We have all stumbled across a couch dumped on the side of the road at one point or another. Most of the time, it is ripped to shreds or covered in dirt. But sometimes – only if we are lucky – we come across a sofa worth taking home.
TikTok user @yafavv.mandaa – real name Amanda Joy – is going viral after she found her dream couch on the streets of New York City. The original TikTok, which has amassed over 50 million views in three days, shows the creator as she comes across the sofa, gives it a deep clean and finally brings the couch up to her apartment.
“This is me finding an 8000-dollar couch in the middle of the street”, she begins in a voice-over. “It was pouring raining, and I was walking home, and I saw this couch in the middle of the street and called my dad, begging him to come to pick it up because I couldn’t just leave that couch there.”
It soon becomes clear that Amanda believes the sofa is the “Bubble” couch from Roche Bobois – a French luxury home brand specialising in contemporary interior design.
Amanda and her father cleaned the couch using “soap, water [and] a vacuum”, allowing it to dry before finally bringing it home. And while this all may seem like a pretty normal process, viewers have had a lot to say about it.
TikTok users flooded her comment section, claiming she did not thoroughly clean the sofa. Meanwhile, others have shared their own stories of finding their dream couch on the side of the road – only to be met with disaster.
“I did that once and got a roach infestation,” one user wrote.
“It still looks filthy. That’s a hard NO. Especially in NYC. An 8k couch is on the curb for a reason,” another shared.
To make matters worse, it appears that Amanda’s new sofa may be from somewhere other than Roche Bobois.
Twitter users have jumped in on the “Blue Couch” discourse, pointing out that the material in the video differs from the sofa on the company’s website.
Sharing close-up screenshots of the fabric to compare the couches, Twitter user @ds00za writes, “It’s a knock-off. the fabric isn’t correct. It should be that honeycomb/meshy synthetic that they use.” With this post accumulating over 13 million views and 75 thousand likes, Twitter users seem to agree that the sofa is a fake.

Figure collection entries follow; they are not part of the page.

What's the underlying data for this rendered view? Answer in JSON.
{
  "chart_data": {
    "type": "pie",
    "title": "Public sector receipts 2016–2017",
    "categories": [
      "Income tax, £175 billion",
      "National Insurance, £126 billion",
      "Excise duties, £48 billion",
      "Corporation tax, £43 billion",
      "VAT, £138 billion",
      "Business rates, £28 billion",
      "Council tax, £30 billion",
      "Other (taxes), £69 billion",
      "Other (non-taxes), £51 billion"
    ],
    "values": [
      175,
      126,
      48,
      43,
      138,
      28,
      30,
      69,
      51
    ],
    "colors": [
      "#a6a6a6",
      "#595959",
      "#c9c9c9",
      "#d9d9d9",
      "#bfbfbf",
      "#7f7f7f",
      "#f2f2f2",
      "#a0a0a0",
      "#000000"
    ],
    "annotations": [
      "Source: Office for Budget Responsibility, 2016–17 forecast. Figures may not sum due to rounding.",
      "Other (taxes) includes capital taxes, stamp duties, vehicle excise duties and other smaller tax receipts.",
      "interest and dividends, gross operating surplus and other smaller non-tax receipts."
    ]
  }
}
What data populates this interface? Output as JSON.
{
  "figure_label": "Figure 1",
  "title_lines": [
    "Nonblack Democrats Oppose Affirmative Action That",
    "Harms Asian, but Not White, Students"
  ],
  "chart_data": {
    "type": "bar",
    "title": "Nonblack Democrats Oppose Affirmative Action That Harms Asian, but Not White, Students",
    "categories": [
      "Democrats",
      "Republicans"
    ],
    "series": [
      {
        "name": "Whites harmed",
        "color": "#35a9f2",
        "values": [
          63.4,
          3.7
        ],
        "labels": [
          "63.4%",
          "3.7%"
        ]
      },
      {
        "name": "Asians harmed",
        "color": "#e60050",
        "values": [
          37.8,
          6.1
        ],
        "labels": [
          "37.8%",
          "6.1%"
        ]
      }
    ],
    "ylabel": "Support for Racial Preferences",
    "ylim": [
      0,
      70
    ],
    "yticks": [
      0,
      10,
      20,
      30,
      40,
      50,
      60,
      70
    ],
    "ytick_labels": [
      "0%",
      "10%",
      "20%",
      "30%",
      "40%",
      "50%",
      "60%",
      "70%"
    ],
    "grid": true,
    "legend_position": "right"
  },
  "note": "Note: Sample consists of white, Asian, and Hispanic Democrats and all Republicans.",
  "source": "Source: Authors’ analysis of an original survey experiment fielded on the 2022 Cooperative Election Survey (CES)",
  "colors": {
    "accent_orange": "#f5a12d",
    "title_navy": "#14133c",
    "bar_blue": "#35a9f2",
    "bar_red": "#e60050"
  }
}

Some viewers have even taken the investigation one step further, crawling through the internet to find dupes of the Bubble couch. Users, like @shaTIRED, speculate that the sofa came from AliExpress, as the company sells a couch that resembles Amanda’s for $600.
As expected with any viral moment, Twitter users have wasted no time jumping on the bandwagon and poking fun at the “Blue Couch” phenomenon.
Numerous users have taken to the platform, pretending to be the people who discarded the sofa. These posts have quickly gained traction, accumulating millions of views and tens of thousands of likes.
“heard the craziest story last night at a party. buddy of mine found this $8k couch in an abandoned building, took it home, & found it’s haunted. the ghost of a Victorian child would rise off it every night at 3 am and stare at him, blankly. he threw the couch on a sidewalk last wk,” one user Tweeted.
“Yesterday I had to say goodbye to my $8000 couch because I found 2 million individual bed bugs and three different colonies of bacteria inside of it, and it stinks really bad. I left it on the sidewalk for garbage collection,” Twitter user @SaeedDiCaprio writes.
Amid all the talk, Amanda has taken to TikTok with a much-anticipated “couch update.”
Responding to a comment from a user that reads, “It looks so good, but I’m SO SCARED about it being BED BUG CENTRAL,” the creator explained the cleaning process in detail before showing the sofa’s Roche Bobois tag – hoping to put an end to all AliExpress claims.
“[The sofa] was outside for less than 24 hours. When I saw it, it was pouring raining, the next day, in the morning, I went to go pick it up…” she says. “It was brought back to my dad’s workplace, we cleaned it, and it sat in his workplace for over two weeks… If there were bed bugs, we would have seen it.”
Amanda also shared why she believes the original owners decided to dump the couch.
“I personally think it was thrown out because it has a lot of rips that I have covered with pillows, and it has some stains,” she reflects. “Everyone still says it looks super dirty. It’s not that it is dirty, it doesn’t stink, it doesn’t have an odour, it’s literally clean, it’s just the stains that are on the couch.”
Amanda’s explanation hasn’t exactly convinced viewers, but it’s clear that she is not letting go of the sofa anytime soon.
As for internet users, it seems that they are unwilling to bid farewell to the Blue Couch saga just yet. When it comes to TikTok, users have a knack for criticising fellow creators for their decisions, revelling in the mob mentality that often ensues. That being said, it’s safe to say that many viewers will be waiting patiently for further couch updates.